How this is usefull??


Erm... it defines a type alias for a struct type? How else would it be
useful? It means that instead of referring to that type as struct
apr_pool_t, you can now do so using just apr_pool_t. Saves a whole
whopping seven characters. Personally, I never bother unless I want to
hide the underlying type, but there are those who prefer this.

Richard
Nov 15 '05 #2

P: n/a
On 28 Oct 2005 04:57:16 -0700, "hotadvice" <am******@gmail.com> wrote:
hi all

I was just browsing some code(actually apache)

and i found this :

typedef struct apr_pool_t apr_pool_t

How this is usefull??
Thanx in advance

Aman Aggarwal


I'll be whipped for mentioning it, butusing this typedef you can write
the rest of the references to this struct in a way compatible both to
C and C++.

Please, do not beat me too much for naing Satan in tthis Temple... ;-)
Nov 15 '05 #3

P: n/a
hotadvice wrote:
I was just browsing some code(actually apache)
and i found this : typedef struct apr_pool_t apr_pool_t How this is usefull??
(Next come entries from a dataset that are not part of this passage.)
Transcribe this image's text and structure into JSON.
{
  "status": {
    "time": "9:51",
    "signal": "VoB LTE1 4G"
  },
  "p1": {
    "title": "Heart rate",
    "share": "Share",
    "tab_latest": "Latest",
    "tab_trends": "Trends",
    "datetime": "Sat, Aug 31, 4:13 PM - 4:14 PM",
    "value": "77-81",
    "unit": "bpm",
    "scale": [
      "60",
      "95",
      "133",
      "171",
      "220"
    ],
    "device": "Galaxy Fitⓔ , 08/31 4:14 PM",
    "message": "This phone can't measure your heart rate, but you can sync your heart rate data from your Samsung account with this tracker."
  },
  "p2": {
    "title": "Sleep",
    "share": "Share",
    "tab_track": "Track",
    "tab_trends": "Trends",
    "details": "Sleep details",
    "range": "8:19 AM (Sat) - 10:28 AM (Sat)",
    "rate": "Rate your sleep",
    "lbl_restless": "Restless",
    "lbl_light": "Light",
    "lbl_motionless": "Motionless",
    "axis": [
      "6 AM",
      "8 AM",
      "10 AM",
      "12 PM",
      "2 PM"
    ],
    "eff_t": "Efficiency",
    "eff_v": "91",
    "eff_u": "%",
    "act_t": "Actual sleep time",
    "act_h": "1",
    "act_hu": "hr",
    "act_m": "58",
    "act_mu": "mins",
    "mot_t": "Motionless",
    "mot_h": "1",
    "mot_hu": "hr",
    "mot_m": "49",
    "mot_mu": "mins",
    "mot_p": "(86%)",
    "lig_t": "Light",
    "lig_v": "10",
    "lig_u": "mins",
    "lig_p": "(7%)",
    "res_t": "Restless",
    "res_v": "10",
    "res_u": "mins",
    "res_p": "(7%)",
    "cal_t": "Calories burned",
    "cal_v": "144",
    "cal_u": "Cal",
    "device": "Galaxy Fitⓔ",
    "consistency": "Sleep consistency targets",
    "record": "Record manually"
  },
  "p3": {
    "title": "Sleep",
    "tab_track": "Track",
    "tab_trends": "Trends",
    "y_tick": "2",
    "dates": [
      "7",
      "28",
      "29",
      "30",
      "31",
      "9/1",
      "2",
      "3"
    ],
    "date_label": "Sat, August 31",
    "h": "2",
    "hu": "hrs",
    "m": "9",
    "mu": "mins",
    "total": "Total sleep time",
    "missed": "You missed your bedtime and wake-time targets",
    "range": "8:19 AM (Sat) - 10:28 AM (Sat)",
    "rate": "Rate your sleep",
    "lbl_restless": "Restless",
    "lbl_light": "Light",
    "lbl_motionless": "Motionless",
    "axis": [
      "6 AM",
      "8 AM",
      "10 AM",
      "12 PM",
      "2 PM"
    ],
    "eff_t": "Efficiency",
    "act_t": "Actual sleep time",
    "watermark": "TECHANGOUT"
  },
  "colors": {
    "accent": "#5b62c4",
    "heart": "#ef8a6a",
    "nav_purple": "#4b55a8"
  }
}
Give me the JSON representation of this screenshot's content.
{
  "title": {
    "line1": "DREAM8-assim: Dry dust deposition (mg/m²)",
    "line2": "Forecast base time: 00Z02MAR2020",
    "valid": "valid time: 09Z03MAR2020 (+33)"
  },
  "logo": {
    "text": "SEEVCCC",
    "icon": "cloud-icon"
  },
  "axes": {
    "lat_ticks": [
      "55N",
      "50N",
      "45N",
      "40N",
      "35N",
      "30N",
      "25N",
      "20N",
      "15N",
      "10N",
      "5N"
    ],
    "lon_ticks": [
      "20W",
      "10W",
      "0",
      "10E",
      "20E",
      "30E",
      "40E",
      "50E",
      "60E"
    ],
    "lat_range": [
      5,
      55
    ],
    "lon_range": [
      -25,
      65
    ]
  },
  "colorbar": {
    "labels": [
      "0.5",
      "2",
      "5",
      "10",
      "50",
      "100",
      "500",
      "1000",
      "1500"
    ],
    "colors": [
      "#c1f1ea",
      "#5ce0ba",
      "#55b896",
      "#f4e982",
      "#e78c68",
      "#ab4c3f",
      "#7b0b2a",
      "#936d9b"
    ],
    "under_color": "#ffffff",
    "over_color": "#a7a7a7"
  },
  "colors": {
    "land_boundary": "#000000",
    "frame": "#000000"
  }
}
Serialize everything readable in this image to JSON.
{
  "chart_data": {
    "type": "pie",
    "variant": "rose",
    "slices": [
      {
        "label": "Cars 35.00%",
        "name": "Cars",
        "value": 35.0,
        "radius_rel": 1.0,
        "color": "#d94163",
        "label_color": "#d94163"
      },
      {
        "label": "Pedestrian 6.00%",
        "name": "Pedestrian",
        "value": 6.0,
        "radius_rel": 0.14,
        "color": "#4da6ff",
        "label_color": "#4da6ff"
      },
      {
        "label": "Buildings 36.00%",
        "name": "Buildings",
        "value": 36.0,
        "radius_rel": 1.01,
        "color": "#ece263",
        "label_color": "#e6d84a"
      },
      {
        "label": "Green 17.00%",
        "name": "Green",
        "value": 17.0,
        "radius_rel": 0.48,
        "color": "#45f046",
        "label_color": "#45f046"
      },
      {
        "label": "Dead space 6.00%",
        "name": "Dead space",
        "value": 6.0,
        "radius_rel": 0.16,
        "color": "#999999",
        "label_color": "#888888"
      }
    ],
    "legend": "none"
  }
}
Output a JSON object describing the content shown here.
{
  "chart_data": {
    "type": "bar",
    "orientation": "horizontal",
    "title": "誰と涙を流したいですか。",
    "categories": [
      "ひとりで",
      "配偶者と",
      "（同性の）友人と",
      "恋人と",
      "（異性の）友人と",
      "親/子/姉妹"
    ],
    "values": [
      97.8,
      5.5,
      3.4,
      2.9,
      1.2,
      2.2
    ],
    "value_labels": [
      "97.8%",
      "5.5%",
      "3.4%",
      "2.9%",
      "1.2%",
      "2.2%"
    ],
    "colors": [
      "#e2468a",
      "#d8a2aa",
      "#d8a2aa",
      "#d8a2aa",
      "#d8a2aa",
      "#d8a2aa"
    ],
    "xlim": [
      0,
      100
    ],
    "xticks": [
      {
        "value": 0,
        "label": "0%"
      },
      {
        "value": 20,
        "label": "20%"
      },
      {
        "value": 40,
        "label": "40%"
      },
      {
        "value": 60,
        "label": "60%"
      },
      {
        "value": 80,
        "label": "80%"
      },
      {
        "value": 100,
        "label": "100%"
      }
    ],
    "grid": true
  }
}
(Not at all without the missing semicolon.)
It saves typing the characters 'struct ' in declarations of 'struct
apr_pool_t' objects. If avoiding typing a few characters seems useful
to you, then the typedef begins to be useful if you use this type more
than 5 times (since typing the typedef itself must be offset).
Nov 15 '05 #4

P: n/a
On Fri, 28 Oct 2005 13:27:34 GMT, Zara <yo****@terra.es> wrote:
On 28 Oct 2005 04:57:16 -0700, "hotadvice" <am******@gmail.com> wrote:
typedef struct apr_pool_t apr_pool_t

I'll be whipped for mentioning it, butusing this typedef you can write
the rest of the references to this struct in a way compatible both to
C and C++.

Compatible with the usual and arguably preferred C++ style.

C++ does (also) allow you to use the C-like form, which it calls an
elaborated-type-specifier -- struct foo, class foo, union foo, or enum
foo -- as well as just foo. And in name conflict cases that are
arguably bad style anyway it requires it, as C always does.